Überblick

Das sogenannte Theater der kleinen Königin (französisch Petit Théâtre de la Reine) ist ein kleines Residenztheater in der Nähe des Petit Trianon auf dem Gelände von Versailles. Es wurde 1780 auf Wunsch von Marie Antoinette erbaut und diente als privater Vorführraum für die Königin, ihre Familie und ihren engsten Gesellschaftskreis. Mit nur etwa 100 Sitzplätzen bietet das Haus einen sehr intimen Rahmen, der sich bewusst von den großen, öffentlichen Opernhäusern jener Epoche unterscheidet.

Architektur und Ausstattung

Entworfen und ausgeführt wurde das Theater von Richard Mique, dem bevorzugten Architekten der Königin. Das Äußere ist zurückhaltend und schlicht gestaltet, während der Innenraum reich verziert ist. Holz bildet die tragende Struktur; die Wände und Dekors sind in Weiß, Blau und Gold gehalten und imitieren teilweise marmorierte Oberflächen durch gezielte Bemalung. Erhaltene Bühnenmaschinerie und historische Kulissen verleihen dem Raum seinen originalen Charakter.

Besondere Merkmale

  • Intime Sitzkapazität: rund 100 Plätze, für private Aufführungen ausgelegt.
  • Holzinterieur mit marmorähnlicher Bemalung und vergoldeten Ornamenten.
  • Ursprüngliche Bühnenmaschine noch vorhanden, was selten für Gebäude dieser Größe ist.
  • Historische Kulissen, darunter eine Waldszenerie und ein rustikales Häuschen, wurden konserviert und später restauriert.

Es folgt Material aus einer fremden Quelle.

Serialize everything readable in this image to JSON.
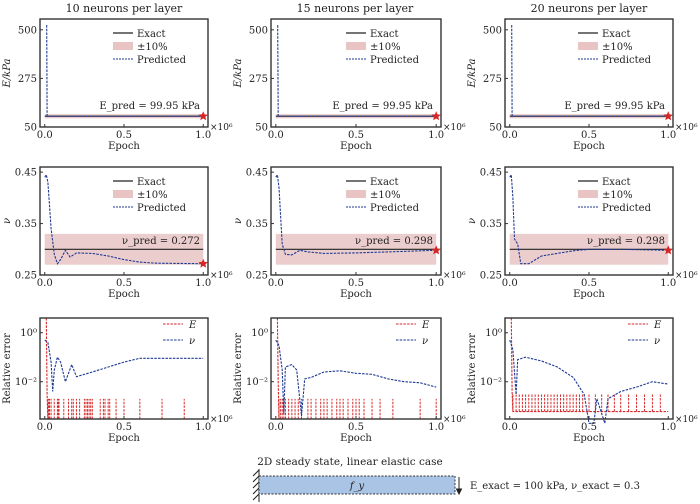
{
  "column_titles": [
    "10 neurons per layer",
    "15 neurons per layer",
    "20 neurons per layer"
  ],
  "x_label": "Epoch",
  "x_multiplier": "×10⁶",
  "legend": {
    "exact": "Exact",
    "band": "±10%",
    "predicted": "Predicted",
    "E": "E",
    "nu": "ν"
  },
  "colors": {
    "exact": "#222222",
    "band": "#e8c4c4",
    "predicted": "#1f3a93",
    "E_error": "#d62728",
    "star": "#d62728"
  },
  "schematic": {
    "title": "2D steady state, linear elastic case",
    "load_label": "f_y",
    "exact_label": "E_exact = 100 kPa, ν_exact = 0.3",
    "beam_color": "#a9c4e4"
  },
  "chart_data": [
    {
      "type": "line",
      "row": "E",
      "column": 0,
      "ylabel": "E/kPa",
      "xlim": [
        -0.03,
        1.03
      ],
      "ylim": [
        50,
        550
      ],
      "xticks": [
        "0.0",
        "0.5",
        "1.0"
      ],
      "yticks": [
        "50",
        "275",
        "500"
      ],
      "exact": 100,
      "band": [
        90,
        110
      ],
      "annotation": "E_pred = 99.95 kPa",
      "predicted": [
        [
          0.01,
          520
        ],
        [
          0.012,
          520
        ],
        [
          0.015,
          100
        ],
        [
          1,
          100
        ]
      ]
    },
    {
      "type": "line",
      "row": "E",
      "column": 1,
      "ylabel": "E/kPa",
      "xlim": [
        -0.03,
        1.03
      ],
      "ylim": [
        50,
        550
      ],
      "xticks": [
        "0.0",
        "0.5",
        "1.0"
      ],
      "yticks": [
        "50",
        "275",
        "500"
      ],
      "exact": 100,
      "band": [
        90,
        110
      ],
      "annotation": "E_pred = 99.95 kPa",
      "predicted": [
        [
          0.01,
          520
        ],
        [
          0.012,
          520
        ],
        [
          0.015,
          100
        ],
        [
          1,
          100
        ]
      ]
    },
    {
      "type": "line",
      "row": "E",
      "column": 2,
      "ylabel": "E/kPa",
      "xlim": [
        -0.03,
        1.03
      ],
      "ylim": [
        50,
        550
      ],
      "xticks": [
        "0.0",
        "0.5",
        "1.0"
      ],
      "yticks": [
        "50",
        "275",
        "500"
      ],
      "exact": 100,
      "band": [
        90,
        110
      ],
      "annotation": "E_pred = 99.95 kPa",
      "predicted": [
        [
          0.01,
          520
        ],
        [
          0.012,
          520
        ],
        [
          0.015,
          100
        ],
        [
          1,
          100
        ]
      ]
    },
    {
      "type": "line",
      "row": "nu",
      "column": 0,
      "ylabel": "ν",
      "xlim": [
        -0.03,
        1.03
      ],
      "ylim": [
        0.25,
        0.46
      ],
      "xticks": [
        "0.0",
        "0.5",
        "1.0"
      ],
      "yticks": [
        "0.25",
        "0.35",
        "0.45"
      ],
      "exact": 0.3,
      "band": [
        0.27,
        0.33
      ],
      "annotation": "ν_pred = 0.272",
      "predicted": [
        [
          0,
          0.44
        ],
        [
          0.01,
          0.445
        ],
        [
          0.02,
          0.43
        ],
        [
          0.04,
          0.34
        ],
        [
          0.06,
          0.29
        ],
        [
          0.08,
          0.272
        ],
        [
          0.1,
          0.28
        ],
        [
          0.13,
          0.298
        ],
        [
          0.16,
          0.285
        ],
        [
          0.2,
          0.293
        ],
        [
          0.3,
          0.292
        ],
        [
          0.4,
          0.287
        ],
        [
          0.5,
          0.28
        ],
        [
          0.6,
          0.275
        ],
        [
          0.7,
          0.273
        ],
        [
          1,
          0.272
        ]
      ]
    },
    {
      "type": "line",
      "row": "nu",
      "column": 1,
      "ylabel": "ν",
      "xlim": [
        -0.03,
        1.03
      ],
      "ylim": [
        0.25,
        0.46
      ],
      "xticks": [
        "0.0",
        "0.5",
        "1.0"
      ],
      "yticks": [
        "0.25",
        "0.35",
        "0.45"
      ],
      "exact": 0.3,
      "band": [
        0.27,
        0.33
      ],
      "annotation": "ν_pred = 0.298",
      "predicted": [
        [
          0,
          0.44
        ],
        [
          0.01,
          0.445
        ],
        [
          0.02,
          0.42
        ],
        [
          0.04,
          0.31
        ],
        [
          0.06,
          0.29
        ],
        [
          0.1,
          0.289
        ],
        [
          0.15,
          0.298
        ],
        [
          0.2,
          0.295
        ],
        [
          0.3,
          0.292
        ],
        [
          0.5,
          0.293
        ],
        [
          0.7,
          0.295
        ],
        [
          1,
          0.298
        ]
      ]
    },
    {
      "type": "line",
      "row": "nu",
      "column": 2,
      "ylabel": "ν",
      "xlim": [
        -0.03,
        1.03
      ],
      "ylim": [
        0.25,
        0.46
      ],
      "xticks": [
        "0.0",
        "0.5",
        "1.0"
      ],
      "yticks": [
        "0.25",
        "0.35",
        "0.45"
      ],
      "exact": 0.3,
      "band": [
        0.27,
        0.33
      ],
      "annotation": "ν_pred = 0.298",
      "predicted": [
        [
          0,
          0.44
        ],
        [
          0.01,
          0.445
        ],
        [
          0.02,
          0.4
        ],
        [
          0.03,
          0.32
        ],
        [
          0.05,
          0.31
        ],
        [
          0.07,
          0.272
        ],
        [
          0.12,
          0.272
        ],
        [
          0.2,
          0.287
        ],
        [
          0.3,
          0.292
        ],
        [
          0.4,
          0.297
        ],
        [
          0.5,
          0.3
        ],
        [
          0.7,
          0.3
        ],
        [
          1,
          0.298
        ]
      ]
    },
    {
      "type": "line",
      "row": "error",
      "column": 0,
      "ylabel": "Relative error",
      "yscale": "log",
      "xlim": [
        -0.03,
        1.03
      ],
      "ylim": [
        0.0003,
        4
      ],
      "xticks": [
        "0.0",
        "0.5",
        "1.0"
      ],
      "yticks": [
        "10⁰",
        "10⁻²"
      ],
      "ytick_values": [
        1,
        0.01
      ],
      "E_error": {
        "initial": [
          [
            0.01,
            4
          ],
          [
            0.015,
            0.003
          ]
        ],
        "baseline": 0.0003,
        "spike_level": 0.002,
        "spikes": [
          0.02,
          0.025,
          0.03,
          0.04,
          0.06,
          0.08,
          0.085,
          0.09,
          0.12,
          0.15,
          0.17,
          0.18,
          0.2,
          0.22,
          0.25,
          0.26,
          0.27,
          0.28,
          0.29,
          0.3,
          0.35,
          0.37,
          0.38,
          0.4,
          0.41,
          0.45,
          0.5,
          0.6,
          0.74,
          0.88
        ]
      },
      "nu_error": [
        [
          0,
          0.5
        ],
        [
          0.02,
          0.4
        ],
        [
          0.04,
          0.063
        ],
        [
          0.05,
          0.004
        ],
        [
          0.06,
          0.03
        ],
        [
          0.08,
          0.1
        ],
        [
          0.1,
          0.063
        ],
        [
          0.13,
          0.01
        ],
        [
          0.17,
          0.05
        ],
        [
          0.2,
          0.016
        ],
        [
          0.3,
          0.025
        ],
        [
          0.5,
          0.063
        ],
        [
          0.6,
          0.09
        ],
        [
          1,
          0.09
        ]
      ]
    },
    {
      "type": "line",
      "row": "error",
      "column": 1,
      "ylabel": "Relative error",
      "yscale": "log",
      "xlim": [
        -0.03,
        1.03
      ],
      "ylim": [
        0.0003,
        4
      ],
      "xticks": [
        "0.0",
        "0.5",
        "1.0"
      ],
      "yticks": [
        "10⁰",
        "10⁻²"
      ],
      "ytick_values": [
        1,
        0.01
      ],
      "E_error": {
        "initial": [
          [
            0.01,
            4
          ],
          [
            0.015,
            0.01
          ]
        ],
        "baseline": 0.0003,
        "spike_level": 0.002,
        "spikes": [
          0.02,
          0.03,
          0.04,
          0.05,
          0.06,
          0.08,
          0.1,
          0.12,
          0.14,
          0.16,
          0.2,
          0.22,
          0.25,
          0.28,
          0.3,
          0.32,
          0.35,
          0.38,
          0.4,
          0.42,
          0.45,
          0.48,
          0.5,
          0.52,
          0.55,
          0.6,
          0.65,
          0.73,
          0.9,
          1.0
        ]
      },
      "nu_error": [
        [
          0,
          0.5
        ],
        [
          0.02,
          0.3
        ],
        [
          0.04,
          0.03
        ],
        [
          0.05,
          0.0005
        ],
        [
          0.06,
          0.04
        ],
        [
          0.1,
          0.05
        ],
        [
          0.13,
          0.03
        ],
        [
          0.16,
          0.0004
        ],
        [
          0.18,
          0.013
        ],
        [
          0.22,
          0.015
        ],
        [
          0.3,
          0.025
        ],
        [
          0.4,
          0.028
        ],
        [
          0.5,
          0.022
        ],
        [
          0.6,
          0.02
        ],
        [
          0.7,
          0.013
        ],
        [
          0.8,
          0.01
        ],
        [
          0.9,
          0.009
        ],
        [
          1,
          0.006
        ]
      ]
    },
    {
      "type": "line",
      "row": "error",
      "column": 2,
      "ylabel": "Relative error",
      "yscale": "log",
      "xlim": [
        -0.03,
        1.03
      ],
      "ylim": [
        0.0003,
        4
      ],
      "xticks": [
        "0.0",
        "0.5",
        "1.0"
      ],
      "yticks": [
        "10⁰",
        "10⁻²"
      ],
      "ytick_values": [
        1,
        0.01
      ],
      "E_error": {
        "initial": [
          [
            0.01,
            4
          ],
          [
            0.015,
            0.004
          ]
        ],
        "baseline": 0.0006,
        "spike_level": 0.003,
        "spikes": [
          0.02,
          0.04,
          0.06,
          0.08,
          0.1,
          0.12,
          0.14,
          0.16,
          0.18,
          0.2,
          0.22,
          0.24,
          0.26,
          0.28,
          0.3,
          0.32,
          0.34,
          0.36,
          0.38,
          0.4,
          0.42,
          0.44,
          0.46,
          0.5,
          0.54,
          0.58,
          0.62,
          0.66,
          0.7,
          0.75,
          0.8,
          0.85,
          0.9,
          0.95
        ]
      },
      "nu_error": [
        [
          0,
          0.5
        ],
        [
          0.02,
          0.2
        ],
        [
          0.04,
          0.003
        ],
        [
          0.05,
          0.08
        ],
        [
          0.1,
          0.1
        ],
        [
          0.2,
          0.07
        ],
        [
          0.3,
          0.04
        ],
        [
          0.4,
          0.015
        ],
        [
          0.47,
          0.003
        ],
        [
          0.5,
          0.0002
        ],
        [
          0.53,
          0.0002
        ],
        [
          0.55,
          0.002
        ],
        [
          0.6,
          0.0002
        ],
        [
          0.62,
          0.002
        ],
        [
          0.7,
          0.004
        ],
        [
          0.8,
          0.006
        ],
        [
          0.9,
          0.01
        ],
        [
          1,
          0.008
        ]
      ]
    }
  ]
}
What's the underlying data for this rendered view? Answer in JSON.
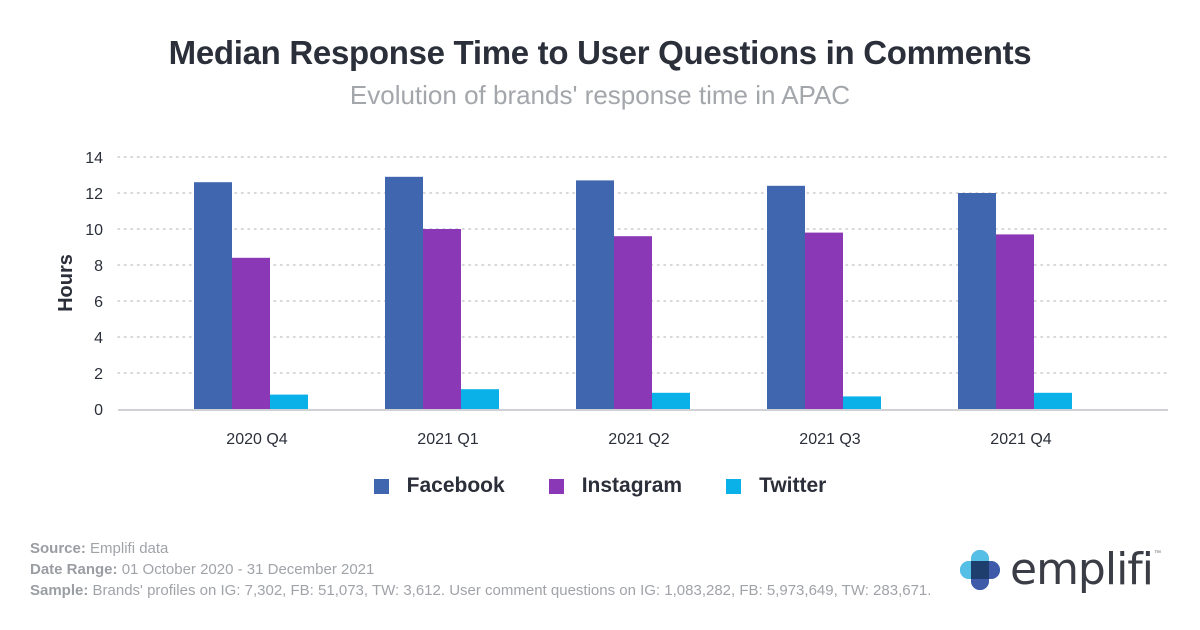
{
  "header": {
    "title": "Median Response Time to User Questions in Comments",
    "subtitle": "Evolution of brands' response time in APAC"
  },
  "chart_data": {
    "type": "bar",
    "title": "Median Response Time to User Questions in Comments",
    "subtitle": "Evolution of brands' response time in APAC",
    "xlabel": "",
    "ylabel": "Hours",
    "ylim": [
      0,
      14
    ],
    "yticks": [
      0,
      2,
      4,
      6,
      8,
      10,
      12,
      14
    ],
    "grid": true,
    "legend_position": "bottom-center",
    "categories": [
      "2020 Q4",
      "2021 Q1",
      "2021 Q2",
      "2021 Q3",
      "2021 Q4"
    ],
    "series": [
      {
        "name": "Facebook",
        "color": "#4166b0",
        "values": [
          12.6,
          12.9,
          12.7,
          12.4,
          12.0
        ]
      },
      {
        "name": "Instagram",
        "color": "#8a38b5",
        "values": [
          8.4,
          10.0,
          9.6,
          9.8,
          9.7
        ]
      },
      {
        "name": "Twitter",
        "color": "#0ab0e8",
        "values": [
          0.8,
          1.1,
          0.9,
          0.7,
          0.9
        ]
      }
    ]
  },
  "footer": {
    "source_label": "Source:",
    "source_value": " Emplifi data",
    "date_label": "Date Range:",
    "date_value": " 01 October 2020 - 31 December 2021",
    "sample_label": "Sample:",
    "sample_value": " Brands' profiles on IG: 7,302, FB: 51,073, TW: 3,612. User comment questions on IG: 1,083,282, FB: 5,973,649, TW: 283,671."
  },
  "logo": {
    "text": "emplifi",
    "tm": "™",
    "icon": "emplifi-plus-logo-icon"
  }
}
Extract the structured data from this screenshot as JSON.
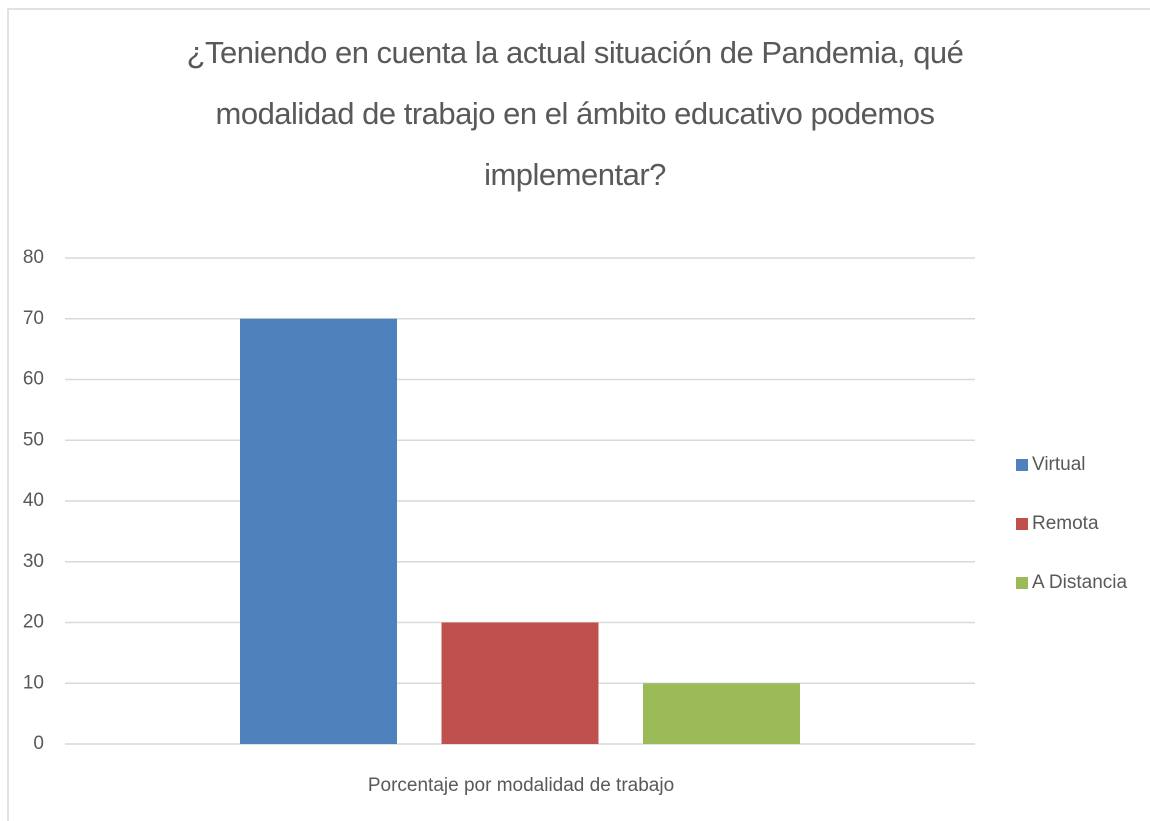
{
  "chart_data": {
    "type": "bar",
    "title": "¿Teniendo en cuenta la actual situación de Pandemia, qué modalidad de trabajo en el ámbito educativo podemos implementar?",
    "categories": [
      "Porcentaje por modalidad de trabajo"
    ],
    "series": [
      {
        "name": "Virtual",
        "color": "#4f81bd",
        "values": [
          70
        ]
      },
      {
        "name": "Remota",
        "color": "#c0504d",
        "values": [
          20
        ]
      },
      {
        "name": "A Distancia",
        "color": "#9bbb59",
        "values": [
          10
        ]
      }
    ],
    "ylim": [
      0,
      80
    ],
    "yticks": [
      0,
      10,
      20,
      30,
      40,
      50,
      60,
      70,
      80
    ],
    "grid": true,
    "legend": "right"
  }
}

Geschichtlicher Kontext und Nutzung

Im späten 18. Jahrhundert gehörten privat betriebene Theaterhäuser zu den beliebten Beschäftigungen des Adels: kleinere Bühnen auf Landsitzen ermöglichten Amateurschauspiele, Opern und musikalische Darbietungen im Kreise vertrauter Gäste. Das Theater der kleinen Königin steht in dieser Tradition und bietet zugleich Einblick in die Lebenswelt und Vorlieben von Hofgesellschaft und Aristokraten jener Zeit. Berichtet wird, dass Marie Antoinette und ihr Umfeld Aufführungen wie Pierre-Alexandre Monsignys Oper Le Roi et le fermier (1762) aufführten.

Erhalt und Bedeutung

Das Gebäude und seine Ausstattung wurden im Laufe des 19. Jahrhunderts restauriert; die originalen Kulissen wurden dabei erhalten. Die Existenz der historischen Bühnenmaschinerie macht das Theater zu einem wertvollen Zeugnis der Bühnentechnik und des privaten Kulturlebens am Vorabend der Französischen Revolution. In der modernen Nutzung ist das Petit Théâtre de la Reine Bestandteil des Schlossmuseums von Versailles und kann im Rahmen von Führungen besichtigt werden. Gelegentlich finden auch rekonstruierte Aufführungen oder Sonderveranstaltungen statt, bei denen die restaurierten Kulissen wieder zum Einsatz kommen, zuletzt waren historische Inszenierungen in das Repertoire aufgenommen worden.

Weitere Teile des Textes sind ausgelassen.